Нелегко остановить повозку, раскатившуюся по одной дороге; так и я не мог сразу свернуть с того пути, по которому, в течение последних месяцев, неуклонно стремилась моя жизнь. После неудачи нашего опыта я все еще не в силах был думать ни о чем ином, как о заклинаниях, магических кругах, пентаграммах, пентакулах, именах и характерах демонов… Тщательно пересматривал я страницы изученных книг, стараясь найти причину неуспеха, но только убеждался, что нами все было исполнено правильно и согласно с указаниями науки. Конечно, отважился бы я повторить вызывание и без помощи Ренаты, если бы не останавливала меня мысль, что ничего нового в свои приемы внести я не могу и что, следовательно, ничего нового не вправе и ожидать.
В этой моей неуверенности, как огонь маяка в белом береговом тумане, стал мерцать мне один замысел, который сначала отгонял я как неисполнимый и безнадежный, но который потом, когда мечта с ним освоилась, показался досягаемым. От Якова Глока знал я, что тот писатель, сочинение которого о магии было для меня самой ценной находкой среди всего собранного мною книжного богатства и который дал мне наконец ариаднину нить, выведшую меня из лабиринта формул, имен и непонятных афоризмов, – доктор, Агриппа Неттесгеймский, проживал всего в нескольких часах езды от моего местопребывания: в городе Бонне, на Рейне же. И вот, все более и более, стал я задумываться над тем, что мог бы за разрешением своих сомнений обратиться к этому человеку, посвященному во все тайны герметических наук и действительно знавшему из опыта и из сношений с другими учеными многое такое, что неуместно было бы передавать через печать profano vulgo. Казалось мне дерзким личными своими делами встревожить работу или отдых мудреца, но в тайне сердца не почитал я себя недостойным встречи с ним и не думал, что моя беседа покажется ему смешной и нелюбопытной.
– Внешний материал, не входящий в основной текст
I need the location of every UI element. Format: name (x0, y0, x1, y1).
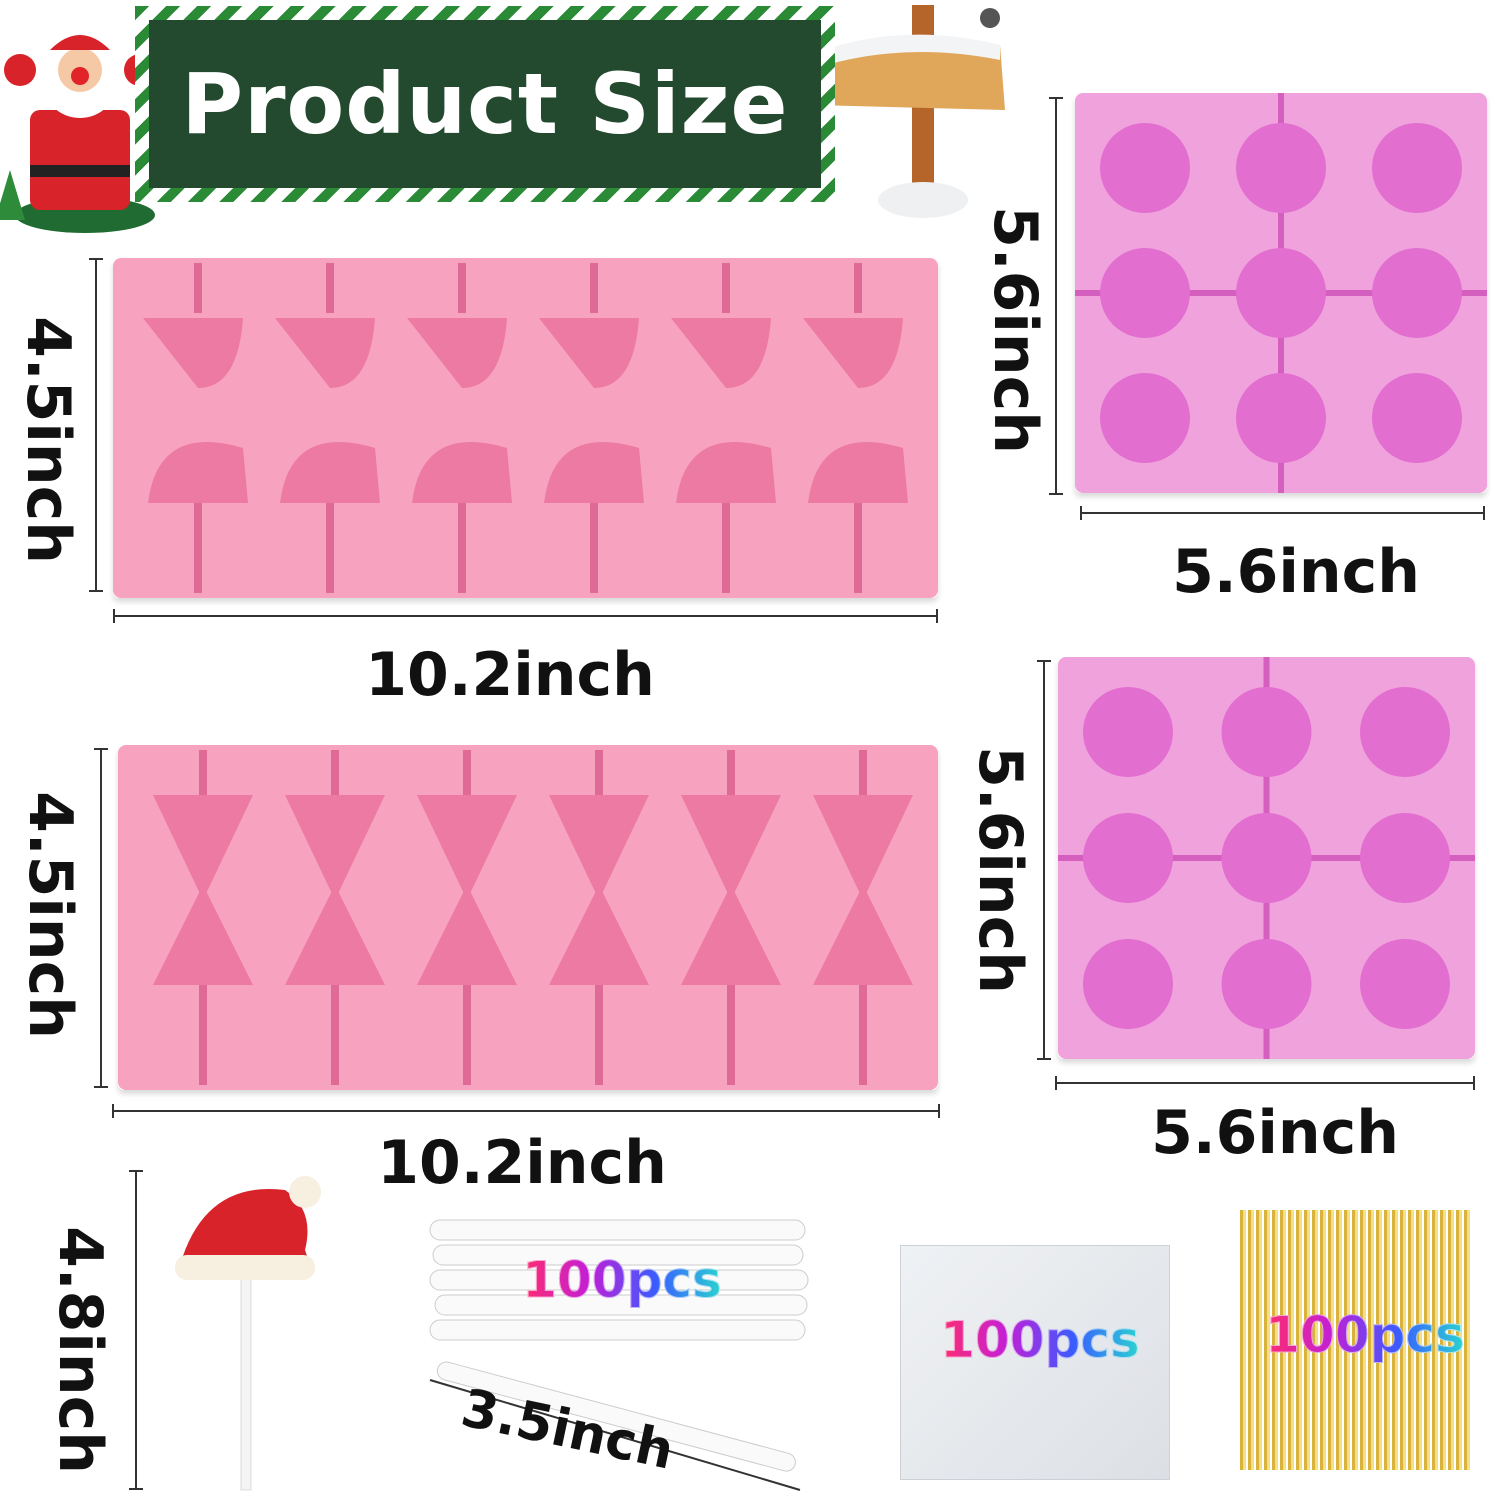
width-dimension-line (1080, 506, 1485, 520)
christmas-tree-cavity (549, 795, 649, 900)
santa-hat-mold (113, 258, 938, 598)
christmas-tree-mold (118, 745, 938, 1090)
shape-cavity (1372, 123, 1462, 213)
stick-channel (722, 263, 730, 313)
stick-channel (331, 750, 339, 800)
shape-cavity (1236, 123, 1326, 213)
stick-channel (463, 750, 471, 800)
mold-2-height-label: 5.6inch (980, 206, 1050, 454)
stick-channel (458, 263, 466, 313)
santa-hat-cavity (412, 442, 512, 503)
christmas-tree-cavity (285, 885, 385, 985)
shape-cavity (1083, 939, 1173, 1029)
stick-channel (727, 750, 735, 800)
width-dimension-line (1055, 1076, 1475, 1090)
stick-channel (859, 985, 867, 1085)
mold-4-height-label: 5.6inch (965, 746, 1035, 994)
santa-hat-cavity (148, 442, 248, 503)
signpost-illustration (810, 5, 1005, 218)
sticks-count-label: 100pcs (522, 1251, 723, 1310)
stick-channel (326, 498, 334, 593)
santa-hat-cavity (143, 318, 243, 388)
mold-3-height-label: 4.5inch (15, 791, 85, 1039)
mold-2-width-label: 5.6inch (1172, 537, 1420, 607)
shape-cavity (1360, 813, 1450, 903)
mold-1-width-label: 10.2inch (365, 640, 655, 710)
stick-channel (463, 985, 471, 1085)
mold-3-width-label: 10.2inch (377, 1128, 667, 1198)
shape-cavity (1372, 373, 1462, 463)
santa-hat-cavity (275, 318, 375, 388)
stick-channel (326, 263, 334, 313)
christmas-tree-cavity (681, 885, 781, 985)
christmas-tree-cavity (813, 795, 913, 900)
height-dimension-line (89, 258, 103, 592)
stick-channel (859, 750, 867, 800)
width-dimension-line (112, 1104, 940, 1118)
mold-1-height-label: 4.5inch (13, 316, 83, 564)
santa-hat-cavity (803, 318, 903, 388)
gold-twist-ties (1240, 1210, 1470, 1470)
christmas-mix-mold-1 (1075, 93, 1487, 493)
stick-channel (854, 498, 862, 593)
christmas-tree-cavity (813, 885, 913, 985)
christmas-tree-cavity (549, 885, 649, 985)
christmas-tree-cavity (681, 795, 781, 900)
height-dimension-line (1037, 660, 1051, 1060)
mold-4-width-label: 5.6inch (1151, 1098, 1399, 1168)
height-dimension-line (129, 1170, 143, 1490)
stick-channel (194, 263, 202, 313)
santa-hat-cavity (676, 442, 776, 503)
stick-channel (458, 498, 466, 593)
stick-channel (727, 985, 735, 1085)
shape-cavity (1083, 813, 1173, 903)
stick-channel (194, 498, 202, 593)
twist-ties-count-label: 100pcs (1265, 1306, 1466, 1365)
shape-cavity (1083, 687, 1173, 777)
stick-channel (199, 750, 207, 800)
shape-cavity (1221, 939, 1312, 1029)
width-dimension-line (113, 609, 938, 623)
christmas-tree-cavity (417, 795, 517, 900)
stick-channel (590, 263, 598, 313)
shape-cavity (1360, 687, 1450, 777)
height-dimension-line (94, 748, 108, 1088)
shape-cavity (1236, 248, 1326, 338)
height-dimension-line (1049, 97, 1063, 495)
stick-channel (331, 985, 339, 1085)
product-size-banner: Product Size (135, 6, 835, 202)
shape-cavity (1100, 373, 1190, 463)
stick-channel (595, 750, 603, 800)
santa-hat-lollipop (175, 1176, 321, 1491)
shape-cavity (1360, 939, 1450, 1029)
stick-channel (590, 498, 598, 593)
santa-hat-cavity (407, 318, 507, 388)
santa-hat-cavity (539, 318, 639, 388)
stick-channel (199, 985, 207, 1085)
lollipop-sticks (429, 1219, 809, 1491)
shape-cavity (1372, 248, 1462, 338)
stick-channel (595, 985, 603, 1085)
christmas-tree-cavity (153, 885, 253, 985)
stick-channel (722, 498, 730, 593)
banner-title: Product Size (149, 20, 821, 188)
santa-hat-cavity (671, 318, 771, 388)
christmas-tree-cavity (153, 795, 253, 900)
bags-count-label: 100pcs (940, 1311, 1141, 1370)
shape-cavity (1236, 373, 1326, 463)
treat-bags (900, 1245, 1170, 1480)
christmas-tree-cavity (417, 885, 517, 985)
christmas-tree-cavity (285, 795, 385, 900)
santa-hat-cavity (280, 442, 380, 503)
lollipop-height-label: 4.8inch (45, 1226, 115, 1474)
stick-channel (854, 263, 862, 313)
christmas-mix-mold-2 (1058, 657, 1475, 1059)
shape-cavity (1221, 813, 1312, 903)
shape-cavity (1100, 123, 1190, 213)
shape-cavity (1100, 248, 1190, 338)
santa-hat-cavity (808, 442, 908, 503)
santa-hat-cavity (544, 442, 644, 503)
shape-cavity (1221, 687, 1312, 777)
За советом, еще не решив, как поступить, я отправился в лавку к Глоку, у которого не бывал уже давно и который, увидя меня, весьма обрадовался, так как любил во мне покорного слушателя. На этот раз пришлось мне выдержать многоречивый панегирик Бернарду Тревизанскому, одному из немногих, нашедших камень философов, – и только когда у Глока иссяк запас восторженных слов или, может быть, пересохло в глотке, приступил я к изложению своего дела. Осторожно объяснил я, что мои занятия магией приближаются к концу, что, однако, выводы, к которым я пришел, сильно уклоняются от обычных воззрений, и что я, прежде, нежели изложить свои мнения в сочинении, желал бы представить их на обсуждение истинному авторитету в этих вопросах; при этом я назвал имя Агриппы и высказал предположение, что Глок, благотворная деятельность которого известна всей Германии, может оказать мне в этом деле некоторую помощь. К немалому моему удивлению, Глок не только с настоящим вниманием отнесся к моему замыслу, но изъявил готовность ему способствовать и тут же пообещал достать мне рекомендательное письмо к Агриппе от его издателя, с которым был сам в отношениях дружеских. Это обещание принял я как omen bonum и подумал, не сама ли богиня Фортуна приняла на сегодня дряхлый образ старого книгопродавца, чтобы подвигнуть меня в путь, как принимала в песнях божественного слепца богиня Минерва образ старого Ментора.